Cu non fa nenti non sbagghia nenti
(Chi non fa nulla non sbaglia nulla)
Casa mia era povera ma dignitosa, una di quelle che si vedevano molto spesso nelle periferie dei paesi siciliani; la nostra era l'ultima casa di Valguarnera, in una stretta straduzza fatta di basuli niuri comu a pici, e polvere che si impossessava di quella parte del paese dove abitavano i contadini; era stata costruita con le pietre strappate alla lava che mani di sapienti scalpellini avevano smussato per renderli adatti alla costruzione, e quelle pietre venivano intercalate da strati di malta; i tetti erano composti da un misto di legna e paglia e dall'esterno si vedevano le tegole in terracotta che venivano fermate con piccole pietre, per evitare che il vento le spostasse o se le portasse via come schiuma di latte. Spesso, tra una tegola e un'altra, delle piante infestanti prendevano possesso dello spazio e ogni autunno, prima dell'arrivo delle piogge, mio padre era costretto a salire sul tetto per girare le tegole e togliere la gramigna, nidi di colombe e pale di ficodindia, ed evitare così che ci piovesse dentro casa. L'abitazione era composta da un'unica stanza dove si mangiava e si dormiva in base agli orari; a dividere la cucina dagli angoli dove dormivamo tutti noi c'erano delle tende pesanti che fungevano da pareti, una divisione sommaria e povera.

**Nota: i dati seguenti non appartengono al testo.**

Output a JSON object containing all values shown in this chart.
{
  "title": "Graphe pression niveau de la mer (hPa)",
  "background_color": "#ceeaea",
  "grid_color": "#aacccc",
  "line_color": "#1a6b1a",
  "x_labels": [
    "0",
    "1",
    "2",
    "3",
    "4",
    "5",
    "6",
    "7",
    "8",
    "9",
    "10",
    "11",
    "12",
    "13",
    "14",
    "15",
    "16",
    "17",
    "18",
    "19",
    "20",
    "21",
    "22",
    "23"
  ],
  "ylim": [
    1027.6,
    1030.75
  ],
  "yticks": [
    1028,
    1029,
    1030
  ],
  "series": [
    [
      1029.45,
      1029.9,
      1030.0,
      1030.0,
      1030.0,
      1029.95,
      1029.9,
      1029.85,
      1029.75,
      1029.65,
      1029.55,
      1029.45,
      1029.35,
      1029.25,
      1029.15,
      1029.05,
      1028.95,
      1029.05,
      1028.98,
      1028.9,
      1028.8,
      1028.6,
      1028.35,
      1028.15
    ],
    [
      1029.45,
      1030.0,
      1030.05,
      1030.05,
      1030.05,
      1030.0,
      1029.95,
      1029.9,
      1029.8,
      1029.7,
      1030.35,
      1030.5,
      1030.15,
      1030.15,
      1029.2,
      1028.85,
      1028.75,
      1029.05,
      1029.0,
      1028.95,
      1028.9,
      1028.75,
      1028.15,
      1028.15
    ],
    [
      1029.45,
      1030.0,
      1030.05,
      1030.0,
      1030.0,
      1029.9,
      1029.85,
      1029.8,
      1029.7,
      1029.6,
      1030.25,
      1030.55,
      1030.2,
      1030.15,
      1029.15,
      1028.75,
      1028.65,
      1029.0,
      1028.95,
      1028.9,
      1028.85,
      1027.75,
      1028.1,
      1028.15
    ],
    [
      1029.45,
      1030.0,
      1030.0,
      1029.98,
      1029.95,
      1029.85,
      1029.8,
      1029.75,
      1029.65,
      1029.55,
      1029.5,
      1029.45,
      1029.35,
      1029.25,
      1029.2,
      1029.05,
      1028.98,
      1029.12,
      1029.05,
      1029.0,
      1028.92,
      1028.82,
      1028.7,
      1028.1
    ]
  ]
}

Le case erano poggiate una sull'altra, come a sostenersi e i campi erano molto vicini. La strada che portava fin dentro al paese andava bene solo per i carretti o i muli, ma i contadini la percorrevano comunque perché era l'unica via di comunicazione e, quando vi passavano i carretti, la polvere che si sollevava andava a depositarsi su tutto: anche sulle loro speranze.